# LE2 Flex Fuel?



## jblackburn (Apr 14, 2012)

Jerry's working on it for the LE2.

To my knowledge, it does not support it in its current state.


----------



## 5banger (Dec 9, 2016)

You'd need the ethanol sensor and all the tables are there ready in the tune.


----------



## CruzeTech (Mar 23, 2012)

I’m waiting on this, and a turbo replacement. [emoji108][emoji108]

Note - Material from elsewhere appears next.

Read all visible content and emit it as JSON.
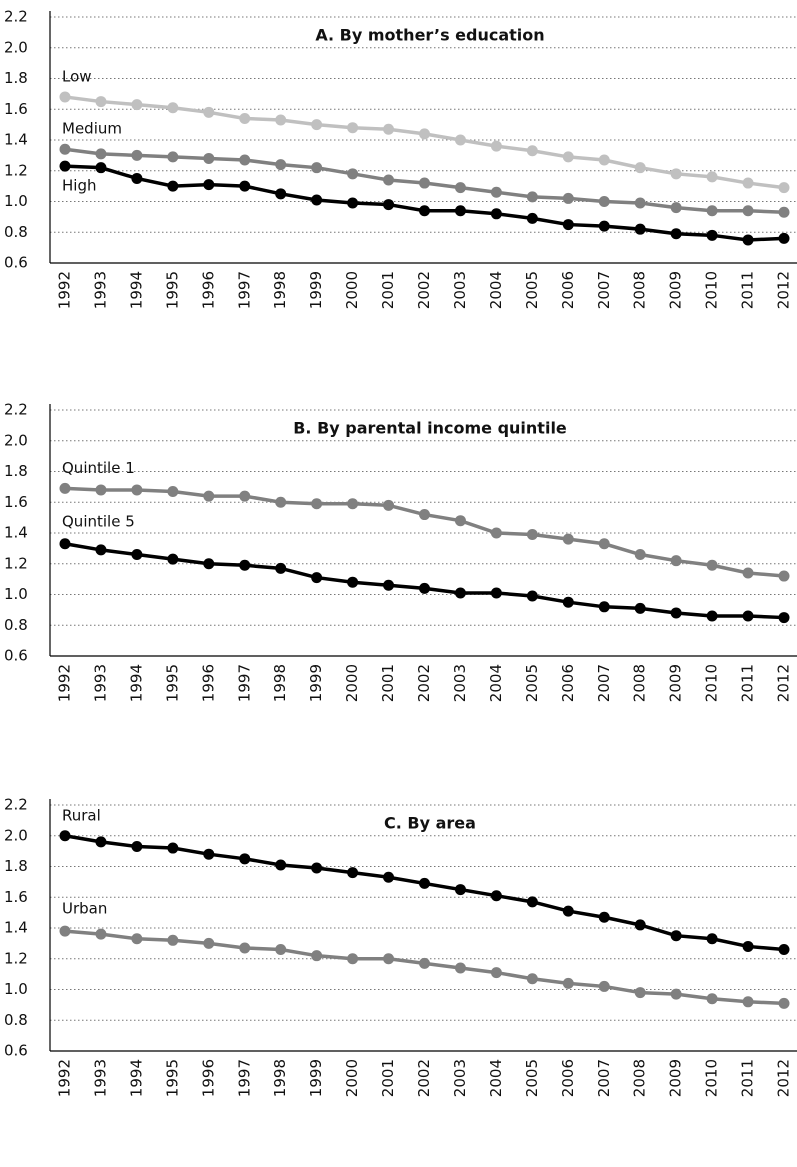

Sent from my iPhone using Tapatalk Pro


----------



## [email protected] (Nov 12, 2011)

Yes the tables are there, and I have the pins for the ECM but so far we've had some issues with it. I'm still working on it though


----------



## Taxman (Aug 10, 2017)

Thanks, Jerry.


----------



## 12sws27 (Nov 23, 2017)

Im curious about this as well. What other vehicles are flex fuel and use the le2? Would it have to be a sensor from a vehicle that uses the same engine? Anyone got a pin out of a 2017 ecm?  what problems are you running into, Jerry?


----------



## 12sws27 (Nov 23, 2017)

Im curious about this as well. What other vehicles are flex fuel and use the le2? Would it have to be a sensor from a vehicle that uses the same engine? Anyone got a pin out of a 2017 ecm?  what problems are you running into, Jerry?


----------



## AlaskaCruze’n (Apr 23, 2020)

Bump any word on this?


----------



## Taxman (Aug 10, 2017)

I asked for a flex or even just a straight E85 tune when I bought from Jerry at the end of 2018 and he said he couldn't do it.

But that might have changed in the last two years.


----------